Chong et al. (2016) reported 5 children from 4 unrelated families with profound developmental disability with little progression beyond infancy, and severe hypotonia resulting in respiratory insufficiency and feeding tube placement. The patients ranged from 2 to 14 years in age. Two patients were from a consanguineous Lebanese family, 1 was from a consanguineous Egyptian family and had a similarly affected deceased sib, and 2 were unrelated and of Puerto Rican descent. Common dysmorphic facial features included bitemporal narrowing, arched eyebrows, deep-set eyes, high nasal bridge with anteverted nares, and Cupid bow. Three patients had coarse facial features, 2 had macroglossia, and 2 had gingival hyperplasia. Other features included decreased or absent reflexes, seizures, and cortical visual impairment. Brain imaging showed ventriculomegaly and cerebral atrophy, decreased cortical gray and white matter volume, thinning of the corpus callosum, small basal ganglia, cerebellar hypoplasia, and periventricular white matter abnormalities. Two first cousins had evidence of an axonal neuropathy and 2 additional patients had decreased activities of mitochondrial respiratory chain enzymes in muscle.

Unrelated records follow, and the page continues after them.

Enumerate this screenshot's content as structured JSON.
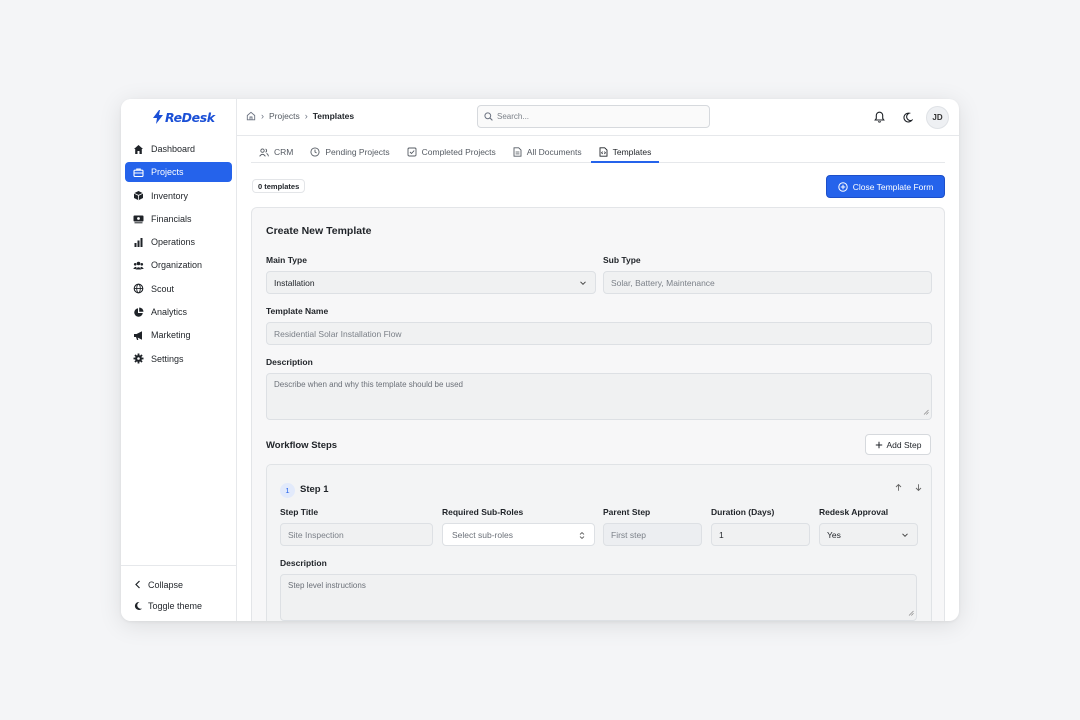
{
  "app": {
    "name": "ReDesk",
    "accent": "#2563eb"
  },
  "sidebar": {
    "items": [
      {
        "label": "Dashboard",
        "icon": "home-icon"
      },
      {
        "label": "Projects",
        "icon": "briefcase-icon",
        "active": true
      },
      {
        "label": "Inventory",
        "icon": "box-icon"
      },
      {
        "label": "Financials",
        "icon": "banknote-icon"
      },
      {
        "label": "Operations",
        "icon": "bar-chart-icon"
      },
      {
        "label": "Organization",
        "icon": "users-icon"
      },
      {
        "label": "Scout",
        "icon": "globe-icon"
      },
      {
        "label": "Analytics",
        "icon": "pie-chart-icon"
      },
      {
        "label": "Marketing",
        "icon": "megaphone-icon"
      },
      {
        "label": "Settings",
        "icon": "gear-icon"
      }
    ],
    "collapse_label": "Collapse",
    "toggle_theme_label": "Toggle theme"
  },
  "header": {
    "breadcrumb": {
      "parent": "Projects",
      "current": "Templates"
    },
    "search_placeholder": "Search...",
    "avatar_initials": "JD"
  },
  "tabs": [
    {
      "label": "CRM",
      "icon": "users-icon"
    },
    {
      "label": "Pending Projects",
      "icon": "clock-icon"
    },
    {
      "label": "Completed Projects",
      "icon": "check-square-icon"
    },
    {
      "label": "All Documents",
      "icon": "file-text-icon"
    },
    {
      "label": "Templates",
      "icon": "file-code-icon",
      "active": true
    }
  ],
  "toolbar": {
    "template_count": "0 templates",
    "close_form_label": "Close Template Form"
  },
  "form": {
    "title": "Create New Template",
    "main_type": {
      "label": "Main Type",
      "value": "Installation"
    },
    "sub_type": {
      "label": "Sub Type",
      "placeholder": "Solar, Battery, Maintenance"
    },
    "template_name": {
      "label": "Template Name",
      "placeholder": "Residential Solar Installation Flow"
    },
    "description": {
      "label": "Description",
      "placeholder": "Describe when and why this template should be used"
    },
    "workflow": {
      "title": "Workflow Steps",
      "add_step_label": "Add Step",
      "steps": [
        {
          "number": "1",
          "title": "Step 1",
          "step_title": {
            "label": "Step Title",
            "placeholder": "Site Inspection"
          },
          "sub_roles": {
            "label": "Required Sub-Roles",
            "placeholder": "Select sub-roles"
          },
          "parent_step": {
            "label": "Parent Step",
            "placeholder": "First step"
          },
          "duration": {
            "label": "Duration (Days)",
            "value": "1"
          },
          "approval": {
            "label": "Redesk Approval",
            "value": "Yes"
          },
          "description": {
            "label": "Description",
            "placeholder": "Step level instructions"
          }
        }
      ]
    }
  }
}
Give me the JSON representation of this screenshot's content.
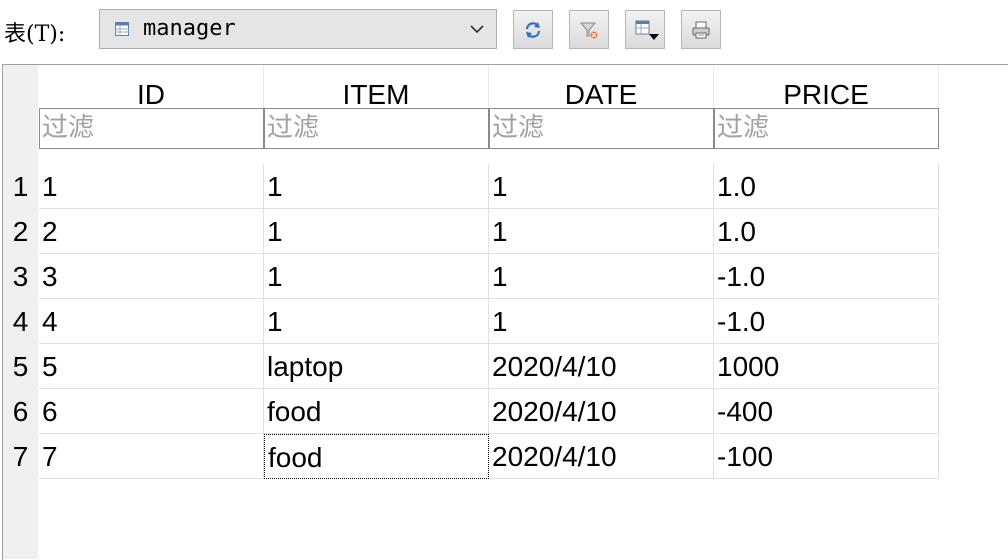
{
  "toolbar": {
    "table_label": "表(T):",
    "table_select": {
      "selected": "manager",
      "icon": "table-icon"
    },
    "buttons": [
      {
        "name": "refresh-button",
        "icon": "refresh-icon"
      },
      {
        "name": "clear-filter-button",
        "icon": "filter-clear-icon"
      },
      {
        "name": "export-button",
        "icon": "export-dropdown-icon"
      },
      {
        "name": "print-button",
        "icon": "print-icon"
      }
    ]
  },
  "grid": {
    "columns": [
      {
        "header": "ID",
        "filter_placeholder": "过滤"
      },
      {
        "header": "ITEM",
        "filter_placeholder": "过滤"
      },
      {
        "header": "DATE",
        "filter_placeholder": "过滤"
      },
      {
        "header": "PRICE",
        "filter_placeholder": "过滤"
      }
    ],
    "rows": [
      {
        "num": "1",
        "cells": [
          "1",
          "1",
          "1",
          "1.0"
        ]
      },
      {
        "num": "2",
        "cells": [
          "2",
          "1",
          "1",
          "1.0"
        ]
      },
      {
        "num": "3",
        "cells": [
          "3",
          "1",
          "1",
          "-1.0"
        ]
      },
      {
        "num": "4",
        "cells": [
          "4",
          "1",
          "1",
          "-1.0"
        ]
      },
      {
        "num": "5",
        "cells": [
          "5",
          "laptop",
          "2020/4/10",
          "1000"
        ]
      },
      {
        "num": "6",
        "cells": [
          "6",
          "food",
          "2020/4/10",
          "-400"
        ]
      },
      {
        "num": "7",
        "cells": [
          "7",
          "food",
          "2020/4/10",
          "-100"
        ]
      }
    ],
    "focused_cell": {
      "row": 7,
      "column": "ITEM"
    }
  },
  "colors": {
    "toolbar_button_blue": "#2e6fc4",
    "filter_placeholder": "#a0a0a0",
    "gutter": "#f0f0f0"
  }
}
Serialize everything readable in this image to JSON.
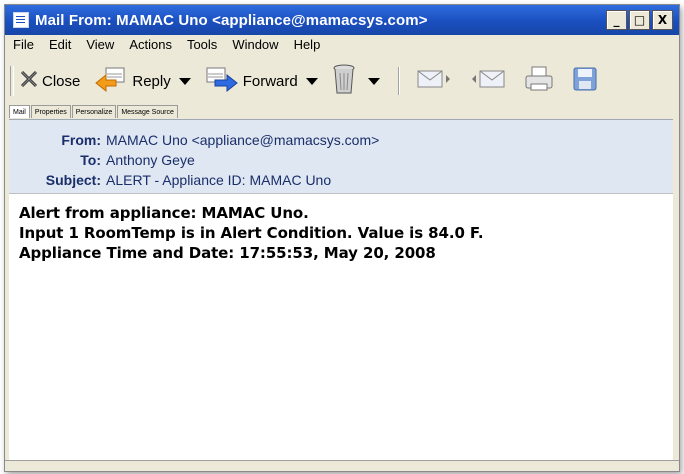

Bhoj et al. (2016) reported 13 patients from 9 unrelated families with IHPRF. The patients ranged from 2 to 12 years in age; 2 sibs had previously been reported by Alazami et al. (2015). The patients presented at birth with severe hypotonia, mostly with reduced reflexes, and severely delayed psychomotor development; most did not achieve independent walking and had delayed speech acquisition. Three had respiratory insufficiency and 5 had seizures. Most had variable dysmorphic facial features, such as sloped forehead, macrocephaly, bulbous nose, tented upper lip, and coarse features with macroglossia. Brain imaging in most patients showed diffuse brain atrophy, enlarged ventricles, thin corpus callosum, and periventricular white matter abnormalities. However, 2 unrelated patients were slightly less affected and had mild cognitive impairment with normal or only mildly abnormal brain imaging findings.

Inheritance

The transmission pattern of IHPRF3 in the families reported by Chong et al. (2016) and Bhoj et al. (2016) was consistent with autosomal recessive inheritance.

Molecular Genetics

In 2 sibs, born of consanguineous Saudi parents (family 10DG1670), with IHPRF3, Alazami et al. (2015) identified a homozygous splice site mutation in the TBCK gene (616899.0001). The patients were part of a large cohort of 143 multiplex consanguineous families with various neurodevelopmental disorders who underwent whole-exome sequencing.

In 5 patients, including 2 sisters, with IHPRF3, Chong et al. (2016) identified homozygous mutations in the TBCK gene (616899.0002-616899.0004). The mutations were found by whole-exome sequencing. Two unrelated patients of Puerto Rican descent carried the same truncating mutation (R126X; 616899.0002). Cells from 1 of these patients showed near absence of the full-length TBCK 101-kD isoform and decreased levels of the 71-kD shorter isoform, consistent with a loss of function.

In 13 patients from 9 unrelated families with IHPRF3, Bhoj et al. (2016) identified homozygous or compound heterozygous mutations in the TBCK gene (see, e.g., 616899.0001-616899.0002; 616899.0005-616899.0008). The mutations, which were found by whole-exome sequencing and confirmed by Sanger sequencing, segregated with the disorder in the families. Studies of patient cells with a splice site mutation (616899.0001) showed undetectable levels of the TBCK protein. Studies of patient cells with a different frameshift mutation (616899.0005) showed significantly decreased phosphorylation of phosphoribosomal protein S6 (RPS6; 180460) compared to controls, suggesting downregulation of the mTOR signaling pathway. The addition of leucine to the culture media induced an upregulation of basal mTOR signaling as evidenced by increased levels of phosphorylated RPS6; these findings suggested a possible avenue for directed therapies for this disorder. Four patients from 3 families of Hispanic descent carried the R126X mutation, suggesting a founder effect in this population.